If a precondition is 'poisoned' with some specific property of
advantageousness, then it can be seen that the strategy, if there
is a strategy, that evolves from that application, expresses itself
in terms of the initial conditions of the 'watering-hole', and all the
real-life conditions that expand from that initial 'seeding'.

So, in the second place, the limit is the presence of any type of
anti-poison or incapacitation of the application, and the utility of
the application is its adoption by other, perhaps wildly different
watering-hole equivalencies. Some of these secondary elements
may follow a pattern similar to the original, and either
communicate or fail to communicate the 'poison'. The poison then
dissipates, or becomes incorporated in the structure of the 'wells'.

However, what happens when the source of the 'poison' was very
distant, and aimed to gain advantages by the poison?
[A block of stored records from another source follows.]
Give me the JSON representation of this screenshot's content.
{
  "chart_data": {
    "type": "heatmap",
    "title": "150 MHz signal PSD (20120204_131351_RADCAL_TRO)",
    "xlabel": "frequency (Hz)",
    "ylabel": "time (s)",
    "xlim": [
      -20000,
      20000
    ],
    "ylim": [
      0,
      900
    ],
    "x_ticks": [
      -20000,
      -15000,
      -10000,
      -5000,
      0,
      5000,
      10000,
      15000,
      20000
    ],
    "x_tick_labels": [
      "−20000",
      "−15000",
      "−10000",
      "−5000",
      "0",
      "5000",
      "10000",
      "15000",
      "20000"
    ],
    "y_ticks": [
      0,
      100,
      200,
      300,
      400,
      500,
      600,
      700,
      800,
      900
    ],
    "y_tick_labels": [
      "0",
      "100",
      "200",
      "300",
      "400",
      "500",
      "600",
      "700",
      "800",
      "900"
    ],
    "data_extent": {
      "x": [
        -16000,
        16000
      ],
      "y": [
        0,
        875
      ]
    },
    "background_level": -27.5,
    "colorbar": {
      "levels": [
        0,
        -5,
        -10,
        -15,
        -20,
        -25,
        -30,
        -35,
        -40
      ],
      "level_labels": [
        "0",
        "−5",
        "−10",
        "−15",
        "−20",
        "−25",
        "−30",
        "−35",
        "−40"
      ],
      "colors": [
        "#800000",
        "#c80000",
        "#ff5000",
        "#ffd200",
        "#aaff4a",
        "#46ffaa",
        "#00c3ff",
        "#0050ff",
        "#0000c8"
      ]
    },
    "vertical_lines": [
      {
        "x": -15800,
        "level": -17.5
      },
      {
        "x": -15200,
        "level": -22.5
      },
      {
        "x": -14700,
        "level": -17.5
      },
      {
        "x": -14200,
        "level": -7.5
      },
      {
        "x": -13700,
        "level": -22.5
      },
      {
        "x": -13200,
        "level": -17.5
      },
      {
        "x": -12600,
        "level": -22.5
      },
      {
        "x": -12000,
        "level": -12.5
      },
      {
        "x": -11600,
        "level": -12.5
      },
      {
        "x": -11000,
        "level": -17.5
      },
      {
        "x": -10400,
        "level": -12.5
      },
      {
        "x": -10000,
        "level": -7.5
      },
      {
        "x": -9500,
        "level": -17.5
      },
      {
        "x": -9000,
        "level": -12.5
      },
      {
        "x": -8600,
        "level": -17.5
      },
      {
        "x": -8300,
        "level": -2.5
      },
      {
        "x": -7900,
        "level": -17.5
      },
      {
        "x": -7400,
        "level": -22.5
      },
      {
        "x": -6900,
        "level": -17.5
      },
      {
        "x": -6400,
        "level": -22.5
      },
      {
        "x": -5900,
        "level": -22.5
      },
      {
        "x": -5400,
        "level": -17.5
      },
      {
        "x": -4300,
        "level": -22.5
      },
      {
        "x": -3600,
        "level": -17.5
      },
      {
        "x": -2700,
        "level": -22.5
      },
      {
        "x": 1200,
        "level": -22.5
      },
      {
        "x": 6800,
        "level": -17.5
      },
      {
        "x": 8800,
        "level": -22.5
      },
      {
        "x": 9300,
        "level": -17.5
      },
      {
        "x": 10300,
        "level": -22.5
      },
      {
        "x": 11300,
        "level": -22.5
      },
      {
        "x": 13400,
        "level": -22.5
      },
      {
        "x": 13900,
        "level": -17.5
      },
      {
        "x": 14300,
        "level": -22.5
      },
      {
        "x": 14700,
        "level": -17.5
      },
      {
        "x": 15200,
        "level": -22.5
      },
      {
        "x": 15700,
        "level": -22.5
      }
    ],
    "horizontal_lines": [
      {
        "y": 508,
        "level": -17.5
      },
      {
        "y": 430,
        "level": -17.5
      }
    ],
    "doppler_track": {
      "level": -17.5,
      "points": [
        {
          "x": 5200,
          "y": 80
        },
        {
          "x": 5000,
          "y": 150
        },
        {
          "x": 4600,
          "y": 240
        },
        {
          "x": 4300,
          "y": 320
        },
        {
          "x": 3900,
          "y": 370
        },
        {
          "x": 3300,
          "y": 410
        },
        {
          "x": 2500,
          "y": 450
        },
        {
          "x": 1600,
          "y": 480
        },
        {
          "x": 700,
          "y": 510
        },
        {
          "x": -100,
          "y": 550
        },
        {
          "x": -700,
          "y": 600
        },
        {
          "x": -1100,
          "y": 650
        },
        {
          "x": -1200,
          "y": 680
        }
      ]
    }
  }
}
What is its
strategy to recover the poison in an altered form?

One strategy might be to motivate the first 'well' to evolve in
some way, and then find a comfortable position amongst the
resulting much larger evolutions. This seemingly would require
already being evolved. Another strategy would be to create a
hard-to-understand 'poison' and adapt gradually to the resulting
drama and education.

In general, the strategy would be to anticipate the effect of the
'poison' and find assurance that the effect was advantageous.